If you know me, you know I’m absolutely in love with poetry. I don’t just write it–I live it, taking inspiration from everyday life and experiences, both my own and other people’s, and finding beauty in the world around me. Poetry is such a driving force in my life that it was the subject of my first Her Campus article and I’ve been able to participate in countless open mics and poetry readings even during the pandemic (virtually, of course). While I’d be more than happy to share about my endeavors in poetry, given that April is National Poetry Month, I’d like to instead share some tips for anyone interested in exploring (or furthering) their poetic passions.
1. Read and Study Poetry
This may seem obvious, but you’d be surprised how much studying poetry can improve your skills. I’ll admit that in high school when I first seriously started writing poetry, the only poets I really studied were the typical Robert Frost, Williams Wordsworth, and Shakespeare.

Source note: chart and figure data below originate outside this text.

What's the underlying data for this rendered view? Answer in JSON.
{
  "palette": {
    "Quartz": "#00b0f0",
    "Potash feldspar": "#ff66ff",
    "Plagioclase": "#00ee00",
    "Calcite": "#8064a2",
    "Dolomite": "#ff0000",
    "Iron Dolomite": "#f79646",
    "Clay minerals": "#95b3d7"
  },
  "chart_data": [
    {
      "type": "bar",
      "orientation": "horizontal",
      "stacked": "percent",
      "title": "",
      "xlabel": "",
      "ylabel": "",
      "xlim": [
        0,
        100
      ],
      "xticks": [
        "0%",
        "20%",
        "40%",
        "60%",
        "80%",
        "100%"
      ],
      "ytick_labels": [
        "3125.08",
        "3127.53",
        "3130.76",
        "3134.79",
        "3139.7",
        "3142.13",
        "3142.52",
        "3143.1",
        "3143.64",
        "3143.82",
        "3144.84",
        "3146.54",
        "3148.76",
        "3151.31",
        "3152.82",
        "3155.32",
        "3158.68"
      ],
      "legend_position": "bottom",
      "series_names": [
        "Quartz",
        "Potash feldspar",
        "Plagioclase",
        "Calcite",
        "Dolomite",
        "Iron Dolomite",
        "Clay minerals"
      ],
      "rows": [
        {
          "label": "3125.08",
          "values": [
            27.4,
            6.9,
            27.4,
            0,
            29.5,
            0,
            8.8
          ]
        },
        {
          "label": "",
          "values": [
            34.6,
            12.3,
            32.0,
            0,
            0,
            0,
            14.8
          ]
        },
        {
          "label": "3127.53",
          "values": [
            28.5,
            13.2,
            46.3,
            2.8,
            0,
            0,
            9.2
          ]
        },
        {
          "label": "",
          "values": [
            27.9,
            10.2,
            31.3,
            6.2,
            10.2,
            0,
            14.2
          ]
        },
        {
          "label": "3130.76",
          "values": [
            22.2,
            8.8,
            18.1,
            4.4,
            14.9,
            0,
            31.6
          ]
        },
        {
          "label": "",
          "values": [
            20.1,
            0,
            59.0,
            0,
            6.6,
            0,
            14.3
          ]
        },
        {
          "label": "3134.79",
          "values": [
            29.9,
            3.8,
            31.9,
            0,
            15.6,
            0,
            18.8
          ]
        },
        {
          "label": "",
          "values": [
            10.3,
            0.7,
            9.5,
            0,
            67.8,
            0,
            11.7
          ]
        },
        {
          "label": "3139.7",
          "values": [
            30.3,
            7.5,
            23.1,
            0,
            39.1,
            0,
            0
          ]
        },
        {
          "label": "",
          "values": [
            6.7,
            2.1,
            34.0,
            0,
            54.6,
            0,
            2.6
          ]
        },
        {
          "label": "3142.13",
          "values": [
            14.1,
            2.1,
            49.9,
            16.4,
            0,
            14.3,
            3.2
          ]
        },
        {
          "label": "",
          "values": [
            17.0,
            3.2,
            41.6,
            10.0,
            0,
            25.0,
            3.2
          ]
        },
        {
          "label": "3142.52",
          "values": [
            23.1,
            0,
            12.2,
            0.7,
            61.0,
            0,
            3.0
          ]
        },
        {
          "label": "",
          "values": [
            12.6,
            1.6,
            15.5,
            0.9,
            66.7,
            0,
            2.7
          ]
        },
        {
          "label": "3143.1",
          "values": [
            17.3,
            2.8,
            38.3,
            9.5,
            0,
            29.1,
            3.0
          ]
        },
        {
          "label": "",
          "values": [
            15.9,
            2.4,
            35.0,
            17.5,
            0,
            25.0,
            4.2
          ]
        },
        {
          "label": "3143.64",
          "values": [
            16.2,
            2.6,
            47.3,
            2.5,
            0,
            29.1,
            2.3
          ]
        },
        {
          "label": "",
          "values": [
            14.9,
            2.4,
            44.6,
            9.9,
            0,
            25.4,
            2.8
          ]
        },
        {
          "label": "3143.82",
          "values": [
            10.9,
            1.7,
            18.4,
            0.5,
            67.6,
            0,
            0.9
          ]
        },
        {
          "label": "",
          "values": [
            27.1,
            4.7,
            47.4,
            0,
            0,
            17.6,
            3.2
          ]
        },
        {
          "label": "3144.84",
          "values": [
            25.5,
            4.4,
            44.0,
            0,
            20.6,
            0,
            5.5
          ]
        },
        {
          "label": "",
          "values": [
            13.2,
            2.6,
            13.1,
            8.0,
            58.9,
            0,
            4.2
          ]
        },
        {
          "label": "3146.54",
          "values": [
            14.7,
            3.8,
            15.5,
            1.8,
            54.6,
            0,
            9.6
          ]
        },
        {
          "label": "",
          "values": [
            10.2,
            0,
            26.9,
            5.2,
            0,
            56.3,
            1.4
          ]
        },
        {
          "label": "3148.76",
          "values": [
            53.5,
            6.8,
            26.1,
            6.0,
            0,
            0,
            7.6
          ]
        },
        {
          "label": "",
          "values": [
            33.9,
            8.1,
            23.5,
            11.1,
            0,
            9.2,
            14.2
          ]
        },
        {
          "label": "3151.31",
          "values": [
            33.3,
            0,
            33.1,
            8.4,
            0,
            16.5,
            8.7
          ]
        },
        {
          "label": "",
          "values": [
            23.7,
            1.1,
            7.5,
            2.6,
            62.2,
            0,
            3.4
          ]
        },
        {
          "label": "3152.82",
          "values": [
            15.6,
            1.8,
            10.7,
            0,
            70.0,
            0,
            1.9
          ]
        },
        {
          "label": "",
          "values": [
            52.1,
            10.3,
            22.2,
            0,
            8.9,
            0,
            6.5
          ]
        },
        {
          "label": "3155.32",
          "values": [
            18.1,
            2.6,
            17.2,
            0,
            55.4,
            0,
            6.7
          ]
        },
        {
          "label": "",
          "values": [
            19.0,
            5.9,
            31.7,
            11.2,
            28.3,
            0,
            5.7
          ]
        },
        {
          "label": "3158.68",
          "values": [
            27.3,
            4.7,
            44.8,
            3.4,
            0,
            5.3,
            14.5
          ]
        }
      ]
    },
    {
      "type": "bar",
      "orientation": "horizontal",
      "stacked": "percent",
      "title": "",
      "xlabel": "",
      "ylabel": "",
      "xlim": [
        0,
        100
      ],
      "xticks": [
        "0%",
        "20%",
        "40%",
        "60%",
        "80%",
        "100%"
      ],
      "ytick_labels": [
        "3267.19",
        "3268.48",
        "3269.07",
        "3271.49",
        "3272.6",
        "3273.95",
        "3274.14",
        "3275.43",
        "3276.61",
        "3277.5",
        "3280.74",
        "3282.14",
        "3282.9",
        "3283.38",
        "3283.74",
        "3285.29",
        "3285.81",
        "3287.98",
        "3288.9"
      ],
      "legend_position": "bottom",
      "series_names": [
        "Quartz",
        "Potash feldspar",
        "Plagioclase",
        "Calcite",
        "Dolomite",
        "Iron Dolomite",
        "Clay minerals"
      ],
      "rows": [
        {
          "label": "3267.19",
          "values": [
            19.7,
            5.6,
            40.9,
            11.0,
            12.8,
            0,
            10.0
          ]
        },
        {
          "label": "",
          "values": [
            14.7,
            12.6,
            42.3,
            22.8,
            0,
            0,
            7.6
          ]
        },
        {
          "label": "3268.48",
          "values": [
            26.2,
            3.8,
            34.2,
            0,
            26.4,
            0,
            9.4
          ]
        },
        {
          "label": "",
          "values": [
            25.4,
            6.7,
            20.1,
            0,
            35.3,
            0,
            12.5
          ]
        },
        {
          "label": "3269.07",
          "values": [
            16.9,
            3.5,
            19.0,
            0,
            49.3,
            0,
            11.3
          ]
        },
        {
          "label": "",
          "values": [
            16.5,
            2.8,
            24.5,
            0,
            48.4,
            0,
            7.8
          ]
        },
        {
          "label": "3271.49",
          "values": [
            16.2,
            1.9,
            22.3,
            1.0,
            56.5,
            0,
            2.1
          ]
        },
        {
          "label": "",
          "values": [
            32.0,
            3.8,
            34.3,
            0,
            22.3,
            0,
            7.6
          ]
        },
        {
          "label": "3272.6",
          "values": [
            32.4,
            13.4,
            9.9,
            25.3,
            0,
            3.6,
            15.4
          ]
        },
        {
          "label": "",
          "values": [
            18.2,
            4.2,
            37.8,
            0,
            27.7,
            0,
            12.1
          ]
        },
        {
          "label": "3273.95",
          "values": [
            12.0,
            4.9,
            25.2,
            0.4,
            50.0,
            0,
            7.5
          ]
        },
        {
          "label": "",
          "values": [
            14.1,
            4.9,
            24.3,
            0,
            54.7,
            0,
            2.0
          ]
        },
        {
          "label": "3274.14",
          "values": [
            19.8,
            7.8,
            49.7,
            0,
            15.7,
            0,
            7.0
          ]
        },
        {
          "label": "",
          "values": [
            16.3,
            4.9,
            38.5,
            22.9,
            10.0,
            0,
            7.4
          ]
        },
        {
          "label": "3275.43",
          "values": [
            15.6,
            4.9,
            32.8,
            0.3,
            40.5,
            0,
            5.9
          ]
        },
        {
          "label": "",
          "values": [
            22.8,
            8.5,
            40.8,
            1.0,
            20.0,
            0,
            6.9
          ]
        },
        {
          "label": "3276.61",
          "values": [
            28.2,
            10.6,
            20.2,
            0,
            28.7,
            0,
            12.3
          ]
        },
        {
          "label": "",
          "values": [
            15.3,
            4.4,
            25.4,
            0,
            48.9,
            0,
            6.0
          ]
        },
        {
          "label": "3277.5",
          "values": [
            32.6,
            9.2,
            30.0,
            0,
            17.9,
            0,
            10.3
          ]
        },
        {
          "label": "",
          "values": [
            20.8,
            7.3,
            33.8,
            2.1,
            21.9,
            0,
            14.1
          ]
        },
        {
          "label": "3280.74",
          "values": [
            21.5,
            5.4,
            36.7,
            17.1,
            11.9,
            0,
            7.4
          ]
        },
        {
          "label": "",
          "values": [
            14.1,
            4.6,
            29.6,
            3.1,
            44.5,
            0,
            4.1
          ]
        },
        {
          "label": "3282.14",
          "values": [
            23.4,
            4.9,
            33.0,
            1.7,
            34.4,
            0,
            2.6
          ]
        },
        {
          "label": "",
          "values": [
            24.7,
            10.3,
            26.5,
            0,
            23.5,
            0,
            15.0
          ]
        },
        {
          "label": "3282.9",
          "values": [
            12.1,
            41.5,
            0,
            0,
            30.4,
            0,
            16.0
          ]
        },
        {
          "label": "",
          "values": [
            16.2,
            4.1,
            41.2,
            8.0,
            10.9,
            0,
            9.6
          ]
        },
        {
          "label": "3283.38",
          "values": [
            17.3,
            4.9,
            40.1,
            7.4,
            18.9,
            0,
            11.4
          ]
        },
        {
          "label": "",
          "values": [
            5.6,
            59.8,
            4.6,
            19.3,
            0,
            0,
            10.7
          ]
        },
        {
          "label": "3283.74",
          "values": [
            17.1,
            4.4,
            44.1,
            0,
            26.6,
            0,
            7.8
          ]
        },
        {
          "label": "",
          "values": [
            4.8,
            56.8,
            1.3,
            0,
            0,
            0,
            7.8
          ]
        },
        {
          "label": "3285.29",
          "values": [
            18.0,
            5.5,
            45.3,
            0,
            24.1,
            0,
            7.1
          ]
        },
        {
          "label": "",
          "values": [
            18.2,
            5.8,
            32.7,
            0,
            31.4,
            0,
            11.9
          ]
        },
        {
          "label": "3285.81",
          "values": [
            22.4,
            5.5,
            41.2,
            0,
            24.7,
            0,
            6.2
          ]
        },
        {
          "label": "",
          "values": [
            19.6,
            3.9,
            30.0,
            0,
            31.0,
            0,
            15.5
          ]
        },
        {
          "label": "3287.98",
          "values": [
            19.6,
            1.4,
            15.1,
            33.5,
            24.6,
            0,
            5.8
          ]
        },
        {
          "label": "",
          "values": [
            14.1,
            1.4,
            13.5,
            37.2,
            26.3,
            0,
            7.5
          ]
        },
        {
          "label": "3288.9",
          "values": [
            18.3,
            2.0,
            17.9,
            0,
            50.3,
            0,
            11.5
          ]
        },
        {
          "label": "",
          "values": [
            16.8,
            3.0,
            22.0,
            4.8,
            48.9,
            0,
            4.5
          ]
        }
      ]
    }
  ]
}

We’ve all been assigned poetry to study in our English classes, but contrary to the popular misconception, it can be really enjoyable to read and analyze. From renowned poets such as Maya Angelou and Gary Soto to contemporary poets such as Andrea Gibson and Noel Quiñones, there are poets out there for everyone to relate to and poems for every mood and situation you find yourself in. The Poetry Foundation is a great place to browse poets and poems and you may discover a new passion and appreciation for poetry in the process.
2. Get Inspired
Poetry is an expression of our deepest thoughts and emotions and can be interpreted in many different ways, so there’s no wrong way to go about it. Take a moment to pause among the monotony of everyday life and listen to yourself. Grab a pen and paper or open a blank document and translate what you hear. Feeling heartbroken because of a movie you watched or something that happened recently? Feeling overjoyed because of an upcoming event or someone special in your life? Feeling stressed because of an assignment or situation in your life? All of these are great sources of inspiration to write poetry, which is to say poetry can come from any and every aspect of life.
3. Go With the Flow
By now, you’ve probably read some poetry and you’re at the edge of writing your own. I find that I write better both in quality and quantity when I do it without a particular product in mind. That’s another misconception about poetry–it doesn’t have to rhyme and many of my favorites rarely do if at all. When it comes to structure, aiming to write a particular type of poem (a Shakespearean sonnet for example) can be quite limiting, especially if it’s your first time. Similarly, a specific subject or image can be tricky too; of course, you can write about anything, but dedicating yourself to portraying love’s similarities to different cheeses (a silly example, but you get the point) will become quite the task. What I find helpful is focusing on an inspiring emotion, thought, or experience and going with the flow. Don’t worry about anything like rhyme scheme or form, just write for however long you feel is a good amount of time before taking a break. This will keep you from second-guessing yourself, and you may find that the best lines come with little to no effort at all.
Poetry is such a therapeutic and beautiful form of art, I highly encourage you not only to try reading but try writing too. Who knows? As you explore other people’s poetic expressions and/or write your own this April, you just might gain some new insight into your own heart and soul.